One of the most unpredictable variables in rare disease trials is patient enrollment rate. Simulations can model recruitment under different assumptions, considering factors such as:

• Geographic distribution of eligible patients
• Competing trials for the same population
• Site initiation delays or protocol complexity

Using simulation, sponsors can test timelines and create mitigation strategies, such as site expansion triggers or remote monitoring protocols. This is particularly useful in global studies involving ultra-rare diseases with a prevalence of 1–5 per 100,000.

Regulatory Expectations for Simulation-Based Protocols

Regulators increasingly expect simulations to accompany adaptive protocol submissions, especially under orphan or accelerated pathways. Key requirements include:

• Detailed Simulation Reports: Including all assumptions, algorithms, and summary of outcomes
• Design Operating Characteristics (DOC): Showing probability of trial success under various scenarios
• Alignment with SAP: Simulations must mirror actual planned analyses
• Discussion in Scientific Advice/Pre-IND: Agencies prefer early engagement to evaluate simulation methodology

Both EMA and FDA have welcomed simulations in submissions, especially in pediatric rare disease protocols where empirical data may be limited.

Challenges and Limitations of Simulation Modeling

While powerful, simulation modeling has limitations:

• Garbage in, garbage out: Poor input assumptions lead to misleading outputs
• Computational complexity: Advanced models may require high-performance computing
• Uncertainty quantification: Probabilistic modeling needs robust sensitivity analyses
• Oversimplification risk: Simulations may fail to capture real-world deviations or rare safety signals

Hence, simulation results must be interpreted as decision-support tools, not predictive certainties. Regular model validation and alignment with empirical data remain crucial.

Integrating Simulations into Clinical Development Strategy

Simulation modeling should not be a one-time protocol design activity—it should be integrated into the broader clinical development strategy.
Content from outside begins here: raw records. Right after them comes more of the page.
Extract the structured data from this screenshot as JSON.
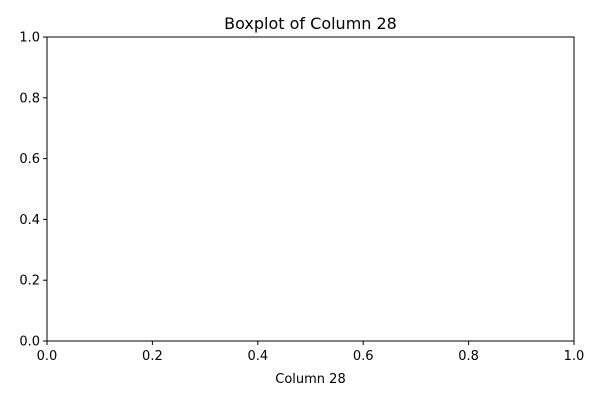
{
  "chart_data": {
    "type": "box",
    "title": "Boxplot of Column 28",
    "xlabel": "Column 28",
    "ylabel": "",
    "xlim": [
      0.0,
      1.0
    ],
    "ylim": [
      0.0,
      1.0
    ],
    "x_ticks": [
      "0.0",
      "0.2",
      "0.4",
      "0.6",
      "0.8",
      "1.0"
    ],
    "y_ticks": [
      "0.0",
      "0.2",
      "0.4",
      "0.6",
      "0.8",
      "1.0"
    ],
    "series": [],
    "grid": false,
    "legend": "none"
  }
}
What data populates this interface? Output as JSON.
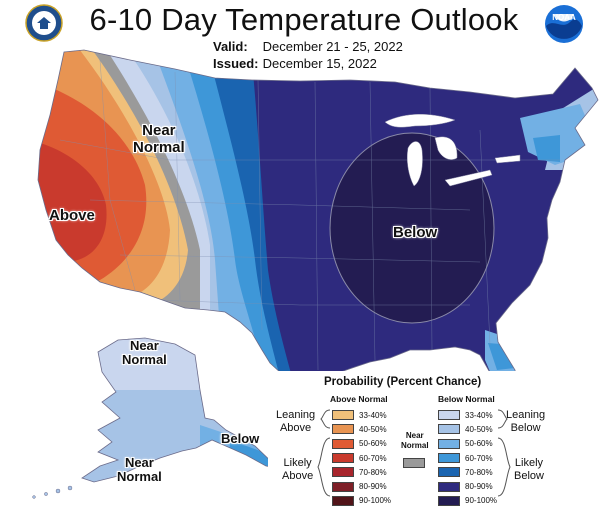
{
  "header": {
    "title": "6-10 Day Temperature Outlook",
    "valid_label": "Valid:",
    "valid_value": "December 21 - 25, 2022",
    "issued_label": "Issued:",
    "issued_value": "December 15, 2022"
  },
  "logos": {
    "left": "doc-seal-icon",
    "right": "noaa-logo-icon",
    "noaa_text": "NOAA"
  },
  "map_labels": {
    "near_normal_west": "Near\nNormal",
    "above_west": "Above",
    "below_east": "Below",
    "near_normal_alaska_north": "Near\nNormal",
    "near_normal_alaska_south": "Near\nNormal",
    "below_alaska": "Below"
  },
  "legend": {
    "title": "Probability (Percent Chance)",
    "above_header": "Above Normal",
    "below_header": "Below Normal",
    "near_header": "Near\nNormal",
    "leaning_above": "Leaning\nAbove",
    "likely_above": "Likely\nAbove",
    "leaning_below": "Leaning\nBelow",
    "likely_below": "Likely\nBelow",
    "above_levels": [
      {
        "label": "33-40%",
        "color": "#f0c07a"
      },
      {
        "label": "40-50%",
        "color": "#e89452"
      },
      {
        "label": "50-60%",
        "color": "#df5a34"
      },
      {
        "label": "60-70%",
        "color": "#c93a2d"
      },
      {
        "label": "70-80%",
        "color": "#a8252c"
      },
      {
        "label": "80-90%",
        "color": "#7e1f27"
      },
      {
        "label": "90-100%",
        "color": "#511419"
      }
    ],
    "below_levels": [
      {
        "label": "33-40%",
        "color": "#c9d6ee"
      },
      {
        "label": "40-50%",
        "color": "#a6c3e6"
      },
      {
        "label": "50-60%",
        "color": "#72b0e4"
      },
      {
        "label": "60-70%",
        "color": "#3e97d8"
      },
      {
        "label": "70-80%",
        "color": "#1a64b0"
      },
      {
        "label": "80-90%",
        "color": "#2e2a7e"
      },
      {
        "label": "90-100%",
        "color": "#231c52"
      }
    ],
    "near_color": "#9a9a9a"
  }
}
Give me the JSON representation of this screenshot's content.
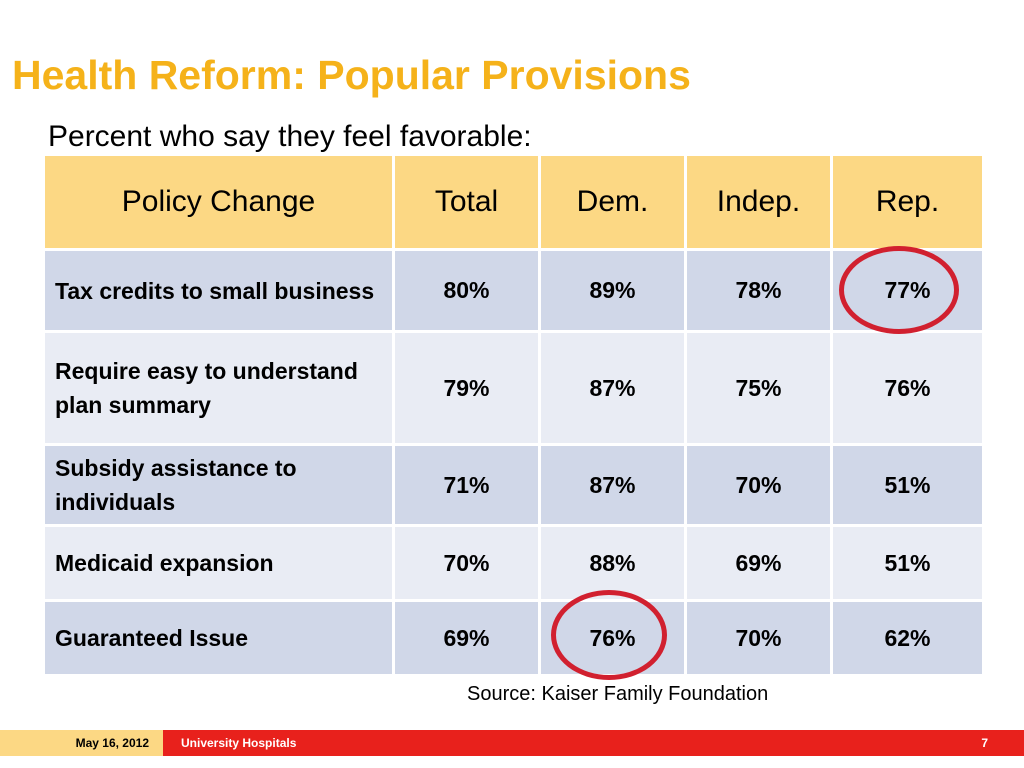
{
  "slide": {
    "title": "Health Reform: Popular Provisions",
    "subtitle": "Percent who say they feel favorable:"
  },
  "table": {
    "headers": [
      "Policy Change",
      "Total",
      "Dem.",
      "Indep.",
      "Rep."
    ],
    "rows": [
      {
        "label": "Tax credits to small business",
        "total": "80%",
        "dem": "89%",
        "indep": "78%",
        "rep": "77%"
      },
      {
        "label": "Require easy to understand plan summary",
        "total": "79%",
        "dem": "87%",
        "indep": "75%",
        "rep": "76%"
      },
      {
        "label": "Subsidy assistance to individuals",
        "total": "71%",
        "dem": "87%",
        "indep": "70%",
        "rep": "51%"
      },
      {
        "label": "Medicaid expansion",
        "total": "70%",
        "dem": "88%",
        "indep": "69%",
        "rep": "51%"
      },
      {
        "label": "Guaranteed Issue",
        "total": "69%",
        "dem": "76%",
        "indep": "70%",
        "rep": "62%"
      }
    ]
  },
  "source": "Source: Kaiser Family Foundation",
  "footer": {
    "date": "May 16, 2012",
    "organization": "University Hospitals",
    "page_number": "7"
  },
  "colors": {
    "title": "#f5b21a",
    "header_fill": "#fcd884",
    "row_dark": "#d0d7e8",
    "row_light": "#e9ecf4",
    "highlight_circle": "#d1202f",
    "footer_bar": "#e8211c"
  }
}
Applications include:

• Portfolio planning: Modeling outcomes across multiple compounds
• Health economics: Estimating long-term benefit-risk ratios
• Manufacturing planning: Forecasting product needs based on trial success scenarios

This holistic use enhances not just trial design but business decisions in the rare disease space, where every resource counts.
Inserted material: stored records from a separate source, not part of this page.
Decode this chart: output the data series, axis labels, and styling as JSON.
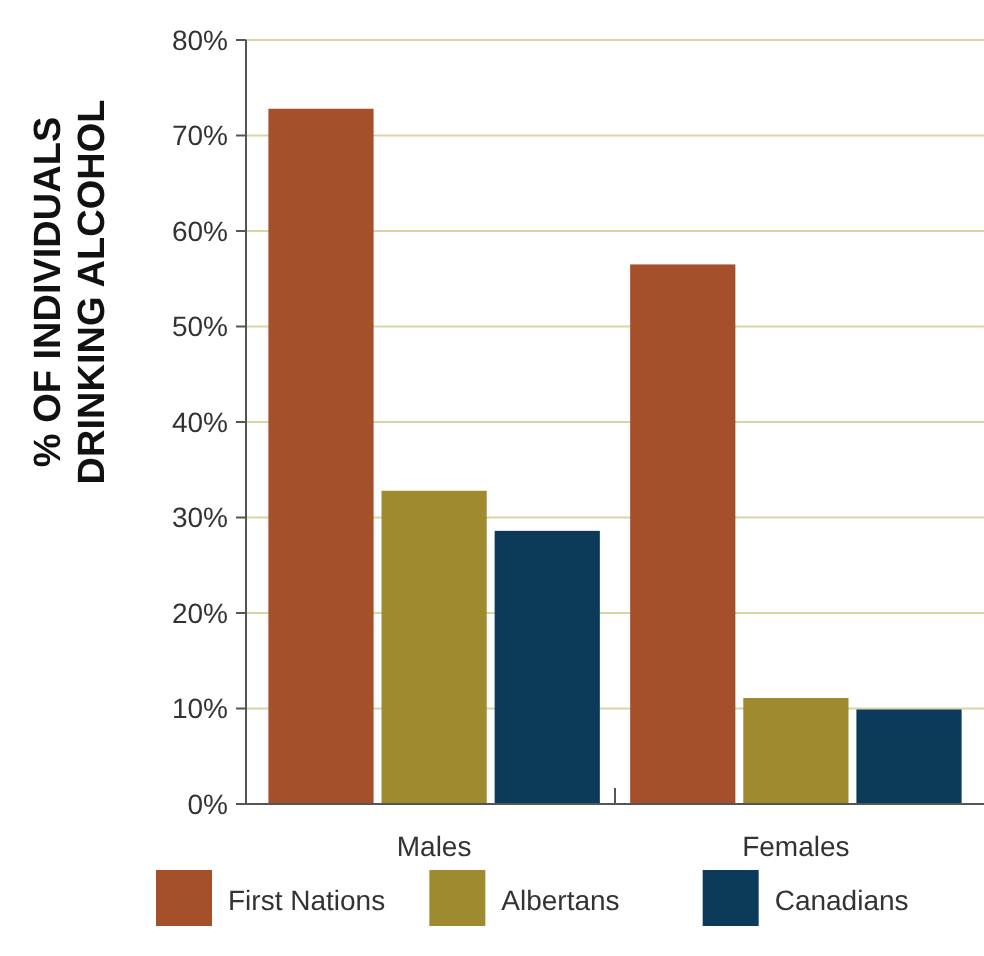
{
  "chart_data": {
    "type": "bar",
    "ylabel": "% OF INDIVIDUALS DRINKING ALCOHOL",
    "categories": [
      "Males",
      "Females"
    ],
    "series": [
      {
        "name": "First Nations",
        "color": "#a5502a",
        "values": [
          72.8,
          56.5
        ]
      },
      {
        "name": "Albertans",
        "color": "#a08a30",
        "values": [
          32.8,
          11.1
        ]
      },
      {
        "name": "Canadians",
        "color": "#0c3a5a",
        "values": [
          28.6,
          9.9
        ]
      }
    ],
    "ylim": [
      0,
      80
    ],
    "yticks": [
      {
        "value": 0,
        "label": "0%"
      },
      {
        "value": 10,
        "label": "10%"
      },
      {
        "value": 20,
        "label": "20%"
      },
      {
        "value": 30,
        "label": "30%"
      },
      {
        "value": 40,
        "label": "40%"
      },
      {
        "value": 50,
        "label": "50%"
      },
      {
        "value": 60,
        "label": "60%"
      },
      {
        "value": 70,
        "label": "70%"
      },
      {
        "value": 80,
        "label": "80%"
      }
    ],
    "grid": "y",
    "legend": "bottom"
  }
}
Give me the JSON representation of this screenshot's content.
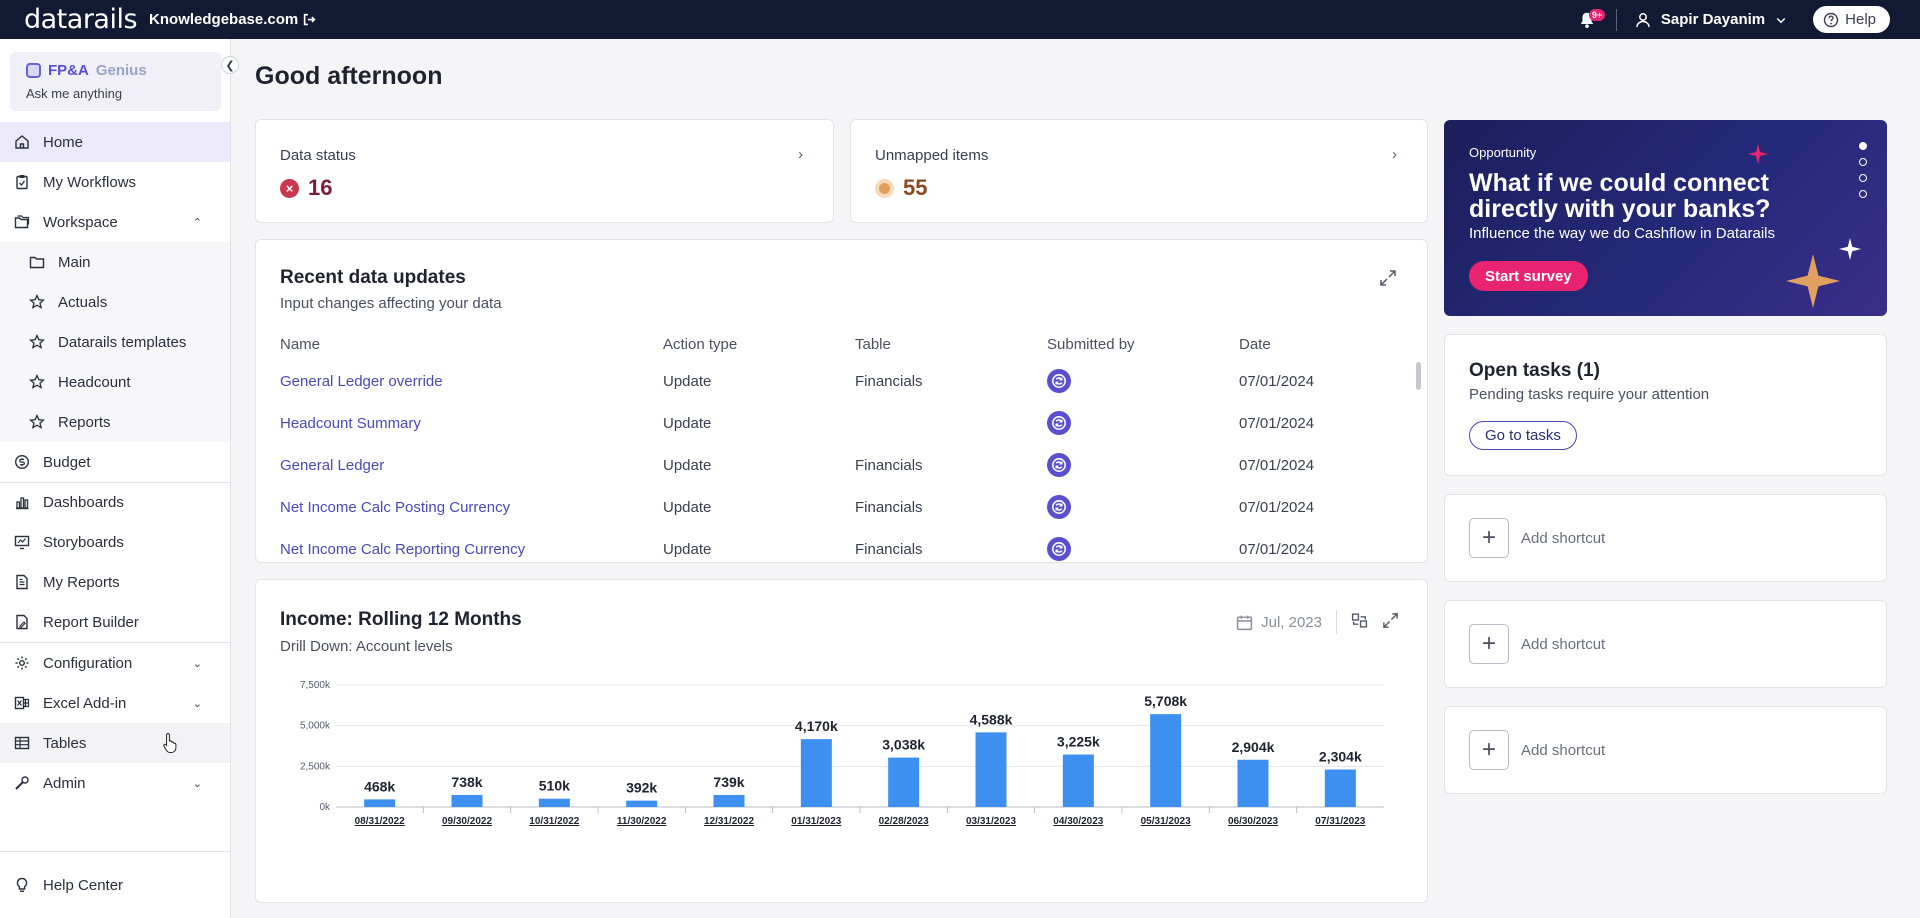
{
  "topbar": {
    "logo": "datarails",
    "org": "Knowledgebase.com",
    "notifications_badge": "9+",
    "user_name": "Sapir Dayanim",
    "help_label": "Help"
  },
  "sidebar": {
    "genius_title_a": "FP&A",
    "genius_title_b": "Genius",
    "genius_sub": "Ask me anything",
    "items": [
      {
        "label": "Home"
      },
      {
        "label": "My Workflows"
      },
      {
        "label": "Workspace"
      },
      {
        "label": "Main"
      },
      {
        "label": "Actuals"
      },
      {
        "label": "Datarails templates"
      },
      {
        "label": "Headcount"
      },
      {
        "label": "Reports"
      },
      {
        "label": "Budget"
      },
      {
        "label": "Dashboards"
      },
      {
        "label": "Storyboards"
      },
      {
        "label": "My Reports"
      },
      {
        "label": "Report Builder"
      },
      {
        "label": "Configuration"
      },
      {
        "label": "Excel Add-in"
      },
      {
        "label": "Tables"
      },
      {
        "label": "Admin"
      },
      {
        "label": "Help Center"
      }
    ]
  },
  "main": {
    "greeting": "Good afternoon",
    "data_status": {
      "label": "Data status",
      "value": "16"
    },
    "unmapped": {
      "label": "Unmapped items",
      "value": "55"
    },
    "updates": {
      "title": "Recent data updates",
      "subtitle": "Input changes affecting your data",
      "columns": [
        "Name",
        "Action type",
        "Table",
        "Submitted by",
        "Date"
      ],
      "rows": [
        {
          "name": "General Ledger override",
          "action": "Update",
          "table": "Financials",
          "date": "07/01/2024"
        },
        {
          "name": "Headcount Summary",
          "action": "Update",
          "table": "",
          "date": "07/01/2024"
        },
        {
          "name": "General Ledger",
          "action": "Update",
          "table": "Financials",
          "date": "07/01/2024"
        },
        {
          "name": "Net Income Calc Posting Currency",
          "action": "Update",
          "table": "Financials",
          "date": "07/01/2024"
        },
        {
          "name": "Net Income Calc Reporting Currency",
          "action": "Update",
          "table": "Financials",
          "date": "07/01/2024"
        }
      ]
    },
    "income": {
      "title": "Income: Rolling 12 Months",
      "subtitle": "Drill Down: Account levels",
      "date_filter": "Jul, 2023"
    }
  },
  "chart_data": {
    "type": "bar",
    "categories": [
      "08/31/2022",
      "09/30/2022",
      "10/31/2022",
      "11/30/2022",
      "12/31/2022",
      "01/31/2023",
      "02/28/2023",
      "03/31/2023",
      "04/30/2023",
      "05/31/2023",
      "06/30/2023",
      "07/31/2023"
    ],
    "values": [
      468,
      738,
      510,
      392,
      739,
      4170,
      3038,
      4588,
      3225,
      5708,
      2904,
      2304
    ],
    "data_labels": [
      "468k",
      "738k",
      "510k",
      "392k",
      "739k",
      "4,170k",
      "3,038k",
      "4,588k",
      "3,225k",
      "5,708k",
      "2,904k",
      "2,304k"
    ],
    "y_ticks": [
      0,
      2500,
      5000,
      7500
    ],
    "y_tick_labels": [
      "0k",
      "2,500k",
      "5,000k",
      "7,500k"
    ],
    "ylim": [
      0,
      7500
    ],
    "bar_color": "#3d8ff0",
    "grid": true
  },
  "right": {
    "promo": {
      "eyebrow": "Opportunity",
      "headline": "What if we could connect directly with your banks?",
      "subtitle": "Influence the way we do Cashflow in Datarails",
      "button": "Start survey"
    },
    "tasks": {
      "title": "Open tasks (1)",
      "subtitle": "Pending tasks require your attention",
      "button": "Go to tasks"
    },
    "shortcuts": [
      "Add shortcut",
      "Add shortcut",
      "Add shortcut"
    ]
  },
  "colors": {
    "topbar": "#121a33",
    "accent": "#4b48b8",
    "pink": "#e8236f",
    "active_nav": "#ece9fb"
  }
}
Conclusion: Modeling Innovation for Adaptive Success

Simulation modeling empowers sponsors to build smarter, more resilient adaptive trials tailored to the complexities of rare diseases. From protocol optimization to regulatory strategy, simulations reduce uncertainty and facilitate data-driven design decisions.

When aligned with regulatory expectations and grounded in real-world assumptions, simulations serve as a critical bridge between scientific ambition and clinical feasibility in rare disease development.